Segundo o Drop Site News, os Estados Unidos escalaram drasticamente os ataques contra o Irã na quinta e sexta-feira, 16 e 17 de julho, atingindo alvos civis pelo sexto noite consecutiva. Pontes, um entroncamento ferroviário, um aeroporto e uma torre de telecomunicações foram bombardeados na província de Hormozgan, segundo autoridades locais. O ataque à ponte de Bandar-e-Khamir matou ao menos sete pessoas e feriu outras nove, informou a agência Fars.
O Ministério da Energia iraniano confirmou danos em linhas de transmissão na região de Bandar Abbas, mas afirmou que a rede elétrica foi estabilizada. O Comando Central dos EUA (CENTCOM) também anunciou que fuzileiros navais abordaram o petroleiro M/T Wen Yao no Golfo de Omã, como parte de um bloqueio naval renovado contra Teerã. Segundo o governo iraniano, as baixas civis acumuladas em julho já somam 38 mortos e mais de 400 feridos.
Em resposta, o Irã ampliou seus ataques retaliatórios contra instalações militares americanas no Golfo, atingindo alvos no Kuwait, Catar, Omã e Bahrein, além de expandir a ofensiva para a Jordânia, Síria e Iraque. Os Guardas Revolucionários lançaram drones Arash contra a Base Aérea de Isa, no Bahrein, mirando helicópteros e aeronaves de reconhecimento dos EUA. No Kuwait, um ataque iraniano danificou uma usina de dessalinização e geração de energia, classificada pelo governo local como “ataque iraniano pecaminoso”.
Qatar informou que estilhaços de mísseis feriram uma criança, e a Guarda Revolucionária reivindicou a destruição de um sistema de radar de longo alcance na Base Aérea de Al-Udeid. Na Síria, o Irã afirmou ter atacado um centro de operações especiais da coalizão liderada pelos EUA em Al-Tanf , base que Washington diz ter abandonado em fevereiro, sem confirmação de baixas americanas. Imagens de satélite publicadas pela empresa Soar contradizem a versão dos Emirados Árabes de que um incêndio em uma instalação militar em Abu Dhabi teria sido “acidental”, sugerindo que foi um ataque iraniano.
O embaixador do Irã na ONU, Amir Saeid Iravani, enviou uma carta ao Conselho de Segurança e ao secretário-geral condenando os bombardeios americanos contra infraestrutura civil como “atos de agressão” e “crimes de guerra”, acusando Washington de atingir deliberadamente alvos não militares em violação ao direito internacional. A denúncia ocorre em meio ao alerta de Fatih Birol, chefe da Agência de Informação de Energia dos EUA, de que o mercado de petróleo está queimando seus estoques emergenciais, ameaçando um choque global de oferta.
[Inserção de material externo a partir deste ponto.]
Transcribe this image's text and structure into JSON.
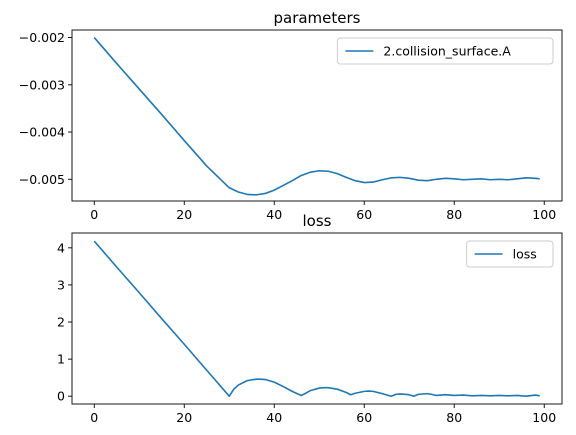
{
  "chart_data": [
    {
      "type": "line",
      "title": "parameters",
      "xlabel": "",
      "ylabel": "",
      "xlim": [
        -4.95,
        103.95
      ],
      "ylim": [
        -0.00546,
        -0.00184
      ],
      "xticks": [
        0,
        20,
        40,
        60,
        80,
        100
      ],
      "yticks": [
        -0.002,
        -0.003,
        -0.004,
        -0.005
      ],
      "ytick_labels": [
        "−0.002",
        "−0.003",
        "−0.004",
        "−0.005"
      ],
      "grid": false,
      "legend": "top-right",
      "color": "#1f77b4",
      "series": [
        {
          "name": "2.collision_surface.A",
          "x": [
            0,
            5,
            10,
            15,
            20,
            25,
            30,
            32,
            34,
            36,
            38,
            40,
            42,
            44,
            46,
            48,
            50,
            52,
            54,
            56,
            58,
            60,
            62,
            64,
            66,
            68,
            70,
            72,
            74,
            76,
            78,
            80,
            82,
            84,
            86,
            88,
            90,
            92,
            94,
            96,
            98,
            99
          ],
          "values": [
            -0.002,
            -0.00255,
            -0.00309,
            -0.00363,
            -0.00418,
            -0.00472,
            -0.00518,
            -0.00527,
            -0.00532,
            -0.00533,
            -0.0053,
            -0.00523,
            -0.00513,
            -0.00503,
            -0.00492,
            -0.00485,
            -0.00482,
            -0.00483,
            -0.00488,
            -0.00496,
            -0.00503,
            -0.00507,
            -0.00506,
            -0.00501,
            -0.00497,
            -0.00496,
            -0.00498,
            -0.00502,
            -0.00503,
            -0.005,
            -0.00498,
            -0.00499,
            -0.00501,
            -0.005,
            -0.00499,
            -0.00501,
            -0.005,
            -0.00501,
            -0.00499,
            -0.00497,
            -0.00498,
            -0.00499
          ]
        }
      ]
    },
    {
      "type": "line",
      "title": "loss",
      "xlabel": "",
      "ylabel": "",
      "xlim": [
        -4.95,
        103.95
      ],
      "ylim": [
        -0.21,
        4.4
      ],
      "xticks": [
        0,
        20,
        40,
        60,
        80,
        100
      ],
      "yticks": [
        0,
        1,
        2,
        3,
        4
      ],
      "ytick_labels": [
        "0",
        "1",
        "2",
        "3",
        "4"
      ],
      "grid": false,
      "legend": "top-right",
      "color": "#1f77b4",
      "series": [
        {
          "name": "loss",
          "x": [
            0,
            5,
            10,
            15,
            20,
            25,
            30,
            31,
            32,
            34,
            36,
            37,
            38,
            40,
            42,
            44,
            46,
            47,
            48,
            50,
            51,
            52,
            54,
            56,
            57,
            58,
            60,
            61,
            62,
            64,
            66,
            67,
            68,
            70,
            71,
            72,
            74,
            75,
            76,
            78,
            80,
            82,
            84,
            86,
            88,
            90,
            92,
            94,
            96,
            98,
            99
          ],
          "values": [
            4.18,
            3.48,
            2.79,
            2.09,
            1.4,
            0.7,
            0.0,
            0.19,
            0.3,
            0.42,
            0.46,
            0.46,
            0.45,
            0.38,
            0.26,
            0.13,
            0.02,
            0.08,
            0.15,
            0.22,
            0.23,
            0.23,
            0.19,
            0.1,
            0.04,
            0.08,
            0.13,
            0.14,
            0.13,
            0.07,
            0.0,
            0.05,
            0.06,
            0.04,
            0.0,
            0.05,
            0.07,
            0.05,
            0.02,
            0.04,
            0.02,
            0.03,
            0.01,
            0.02,
            0.01,
            0.02,
            0.01,
            0.02,
            0.0,
            0.03,
            0.01
          ]
        }
      ]
    }
  ]
}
Enquanto o confronto com o Irã se intensifica, Israel continua a violar o cessar-fogo no Líbano com ataques noturnos e matou 14 pessoas em Gaza no mais alto nível de violência desde a trégua declarada. O exército israelense avança com sua “Linha Amarela” sobre a principal artéria norte-sul de Gaza. Soldados israelenses agrediram um médico palestino e lhe negaram assistência médica, e uma participante da flotilha de Gaza registrou queixa de estupro contra guardas israelenses.
Nos Estados Unidos, o secretário de Estado Marco Rubio lançou uma ofensiva contra o que chamou de “terroristas de extrema-esquerda”, anunciando que novas designações serão emitidas em breve. A medida sinaliza um endurecimento do governo Trump contra movimentos internos, em paralelo à escalada militar externa. A combinação de guerra no Oriente Médio e repressão doméstica aprofunda a crise de legitimidade da administração americana.


Marta Souza
19/07/2026
Enquanto Washington e Teerã trocam mísseis, quem paga a conta é o contribuinte americano e o iraniano comum. Se o Estado usasse esse dinheiro para baixar impostos e liberar a economia, em vez de financiar guerra, talvez houvesse menos civis virando estatística. Alguém já calculou quanto o barril de petróleo vai subir amanhã com essa gritaria no Golfo?
João Carvalho
19/07/2026
A escalada no Oriente Médio revela o que teóricos como Achille Mbembe chamariam de “necropolítica” em ação: a administração seletiva da morte, em que vidas civis são tratadas como danos colaterais aceitáveis quando os alvos são países periféricos. Enquanto Washington justifica ataques a infraestrutura civil iraniana como “autodefesa”, Teerã responde mirando bases militares — mas a assimetria de poder e a impunidade de Israel, que mata 14 palestinos simultaneamente, mostram que o direito internacional segue servindo aos interesses das potências centrais. Cabe perguntar: quantos civis precisam morrer para que a comunidade internacional exija um cessar-fogo vinculante, e não apenas condenações retóricas?